«Этот ребенок должен жить…» Записки Хелене Хольцман 1941–1944 | страница 56



В соседнем помещении послышались голоса. Заглядываю в дверь, вижу: немецкий партийный функционер высокого ранга, павлин павлином, и с ним — молодая дама. Ага, меблишку себе подыскивают. Вокруг них вертелся немец в униформе с блокнотом в руках, что-то записывал.

Вышла незаметно на улицу. Там — люди с желтыми звездами.

Йордан обожал наказывать евреев, готов был пороть их своими руками за малейшую провинность, заставлял себя обслуживать, как паша. Однако спустя полгода его сняли с должности и отправили на фронт. Говорят, даже коллег-партийцев в конце концов затошнило от его кровопролитий и в армию его отправили в наказание. Через несколько месяцев после отставки уже стало известно о его смерти — погиб где-то в России. Жаль, хором спели литовцы, пал как герой, а ведь этому гаду место на виселице!

Когда мы с Гретхен тогда ушли со склада, через улицу напротив ратуши молоденькая еврейка в спешке тащила тяжелый узел, который внезапно развязался, и на мостовую посыпалась картошка и морковь. Мы кинулись ей помочь, со страхом оглядываясь по сторонам, подхватили, что успели, отдали девушке. И мне тогда подумалось: до чего же мерзкое время! В двух шагах отсюда на складе штабелями сложено их добро, которое они честно нажили, их обворовали, а теперь эти обездоленные вынуждены тайком доставать пропитание, и не дай бог застукают — ведь забьют до смерти за пару картофелин!


Мы с дочкой остались без работы. Перебивались переводами, я давала уроки немецкого. По вечерам вместе пытались учить французский, читали Доде и Мопассана, но сил не было совсем, и мы уже в шесть вечера клевали носом на диване, а потом и вовсе отправлялись спать.

Гретхен с тех пор, как осталась без работы, стала еще печальней и подавленней, чем прежде. Я записала ее на гимнастику, один раз она сходила и заявила что с этими безмозглыми дурехами больше встречаться не желает. Только у Людмилы и двух Наташ мы отдыхали душой, и чем больше мы их узнавали, тем больше любили. Все три были бедны, как церковные мыши, в доме не хватало самого необходимого, надеть иногда было нечего, но они этой нищеты, кажется, и не замечали и думали больше о том, чем бы помочь другим. Они опекали евреев в гетто и русских пленных. Мы звали их ангелами, нам становилось тепло от их добросердечности и самоотверженности.
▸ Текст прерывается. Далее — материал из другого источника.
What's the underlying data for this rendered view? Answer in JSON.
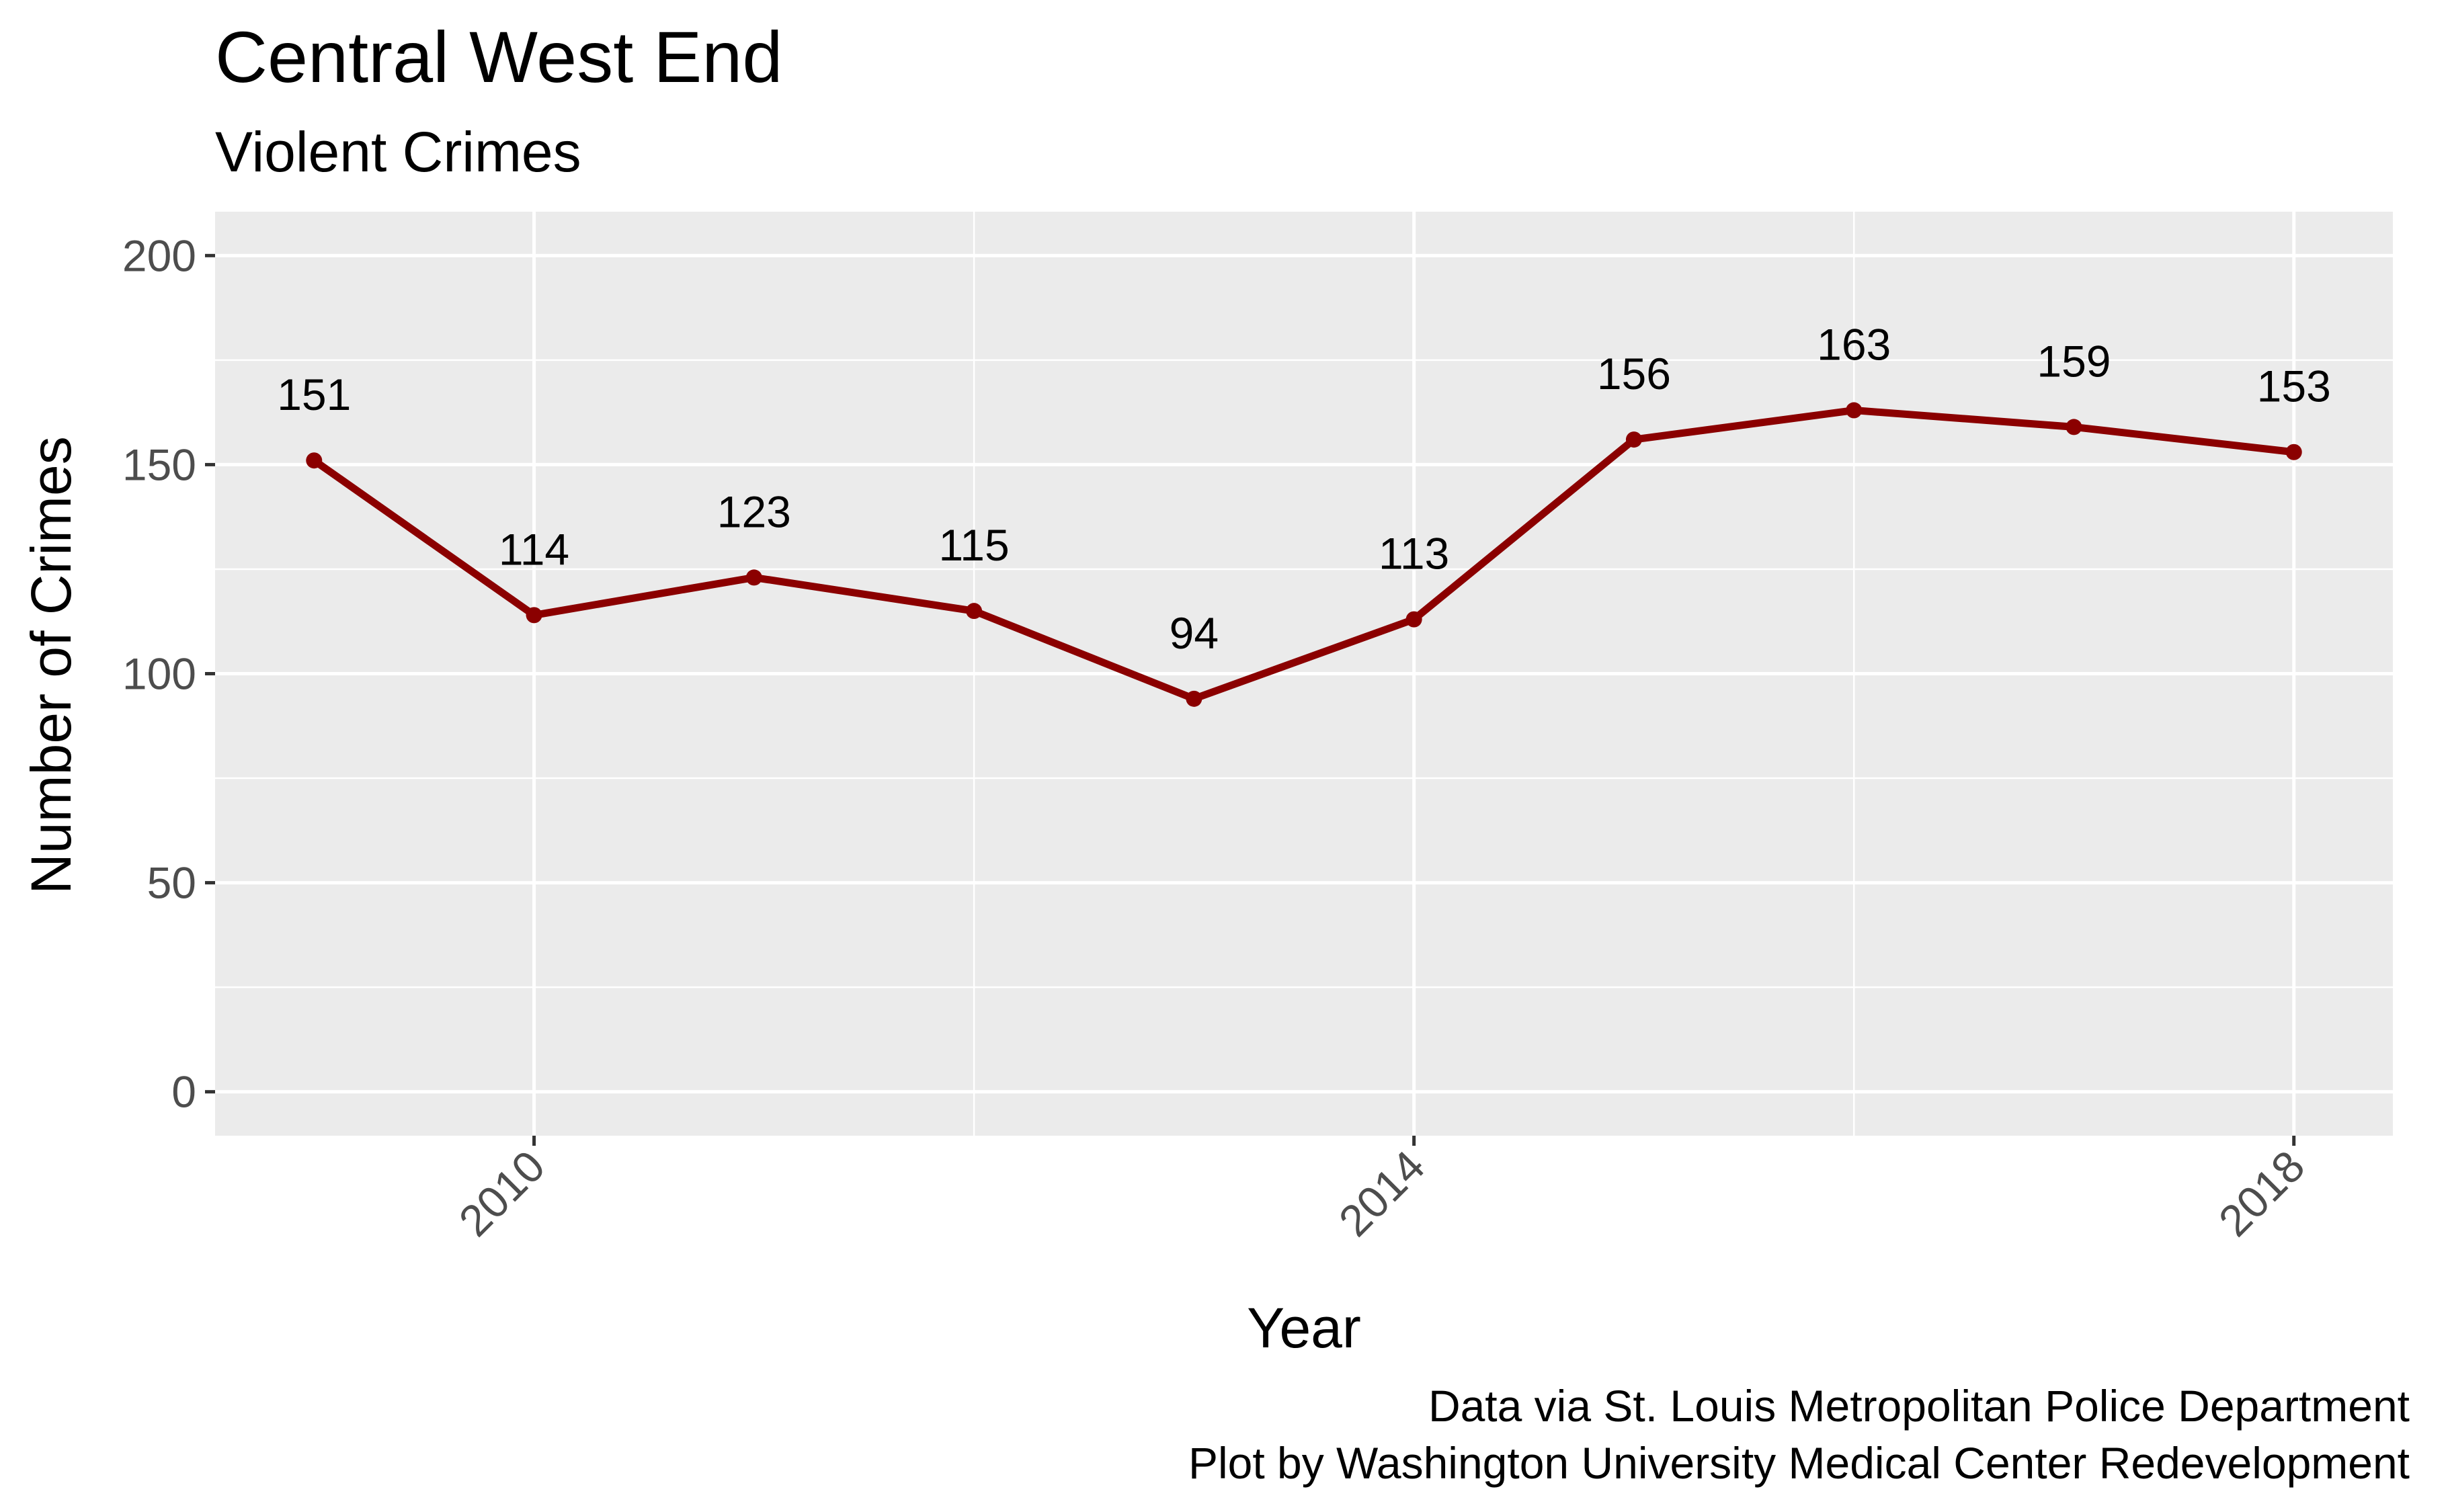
{
  "chart_data": {
    "type": "line",
    "title": "Central West End",
    "subtitle": "Violent Crimes",
    "xlabel": "Year",
    "ylabel": "Number of Crimes",
    "x": [
      2009,
      2010,
      2011,
      2012,
      2013,
      2014,
      2015,
      2016,
      2017,
      2018
    ],
    "series": [
      {
        "values": [
          151,
          114,
          123,
          115,
          94,
          113,
          156,
          163,
          159,
          153
        ],
        "color": "#8b0000"
      }
    ],
    "data_labels": [
      "151",
      "114",
      "123",
      "115",
      "94",
      "113",
      "156",
      "163",
      "159",
      "153"
    ],
    "xlim": [
      2008.55,
      2018.45
    ],
    "ylim": [
      -10.5,
      210.5
    ],
    "x_ticks": [
      2010,
      2014,
      2018
    ],
    "x_tick_labels": [
      "2010",
      "2014",
      "2018"
    ],
    "y_ticks": [
      0,
      50,
      100,
      150,
      200
    ],
    "y_tick_labels": [
      "0",
      "50",
      "100",
      "150",
      "200"
    ],
    "grid": true,
    "legend": "none",
    "caption": [
      "Data via St. Louis Metropolitan Police Department",
      "Plot by Washington University Medical Center Redevelopment"
    ],
    "panel_color": "#ebebeb",
    "grid_color": "#ffffff"
  }
}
Между тем нам пришлось привыкать к темноте: город больше не освещался по ночам[53]. В Германии, говорят, к такому привыкли уже давно. Но и нам темнота была только на руку. Чем темнее, тем сохраннее. Туманная мгла давила как черная вода, но она обволакивала, и там, внутри, было спокойней. Помогала темнота и евреям: часовые во мраке не замечали, как узники отставали от бригады, срывали с одежды звезду и вместо гетто бежали на ночь к друзьям в городе. Лучше бы вообще солнце больше не всходило, говаривала моя дочь. Мы боялись солнца, прятались от света, со страхом думали о лете: снова не спрятаться, снова светло, и снова воспоминания о недавнем прошлом. Пусть теперь всегда будет темно, сыро и холодно, пусть чередой тянутся одинаковые серые пасмурные дни, и мы застынем в нашей тоске, с нашей болью, только чтобы никто и ничто нас больше не тревожило.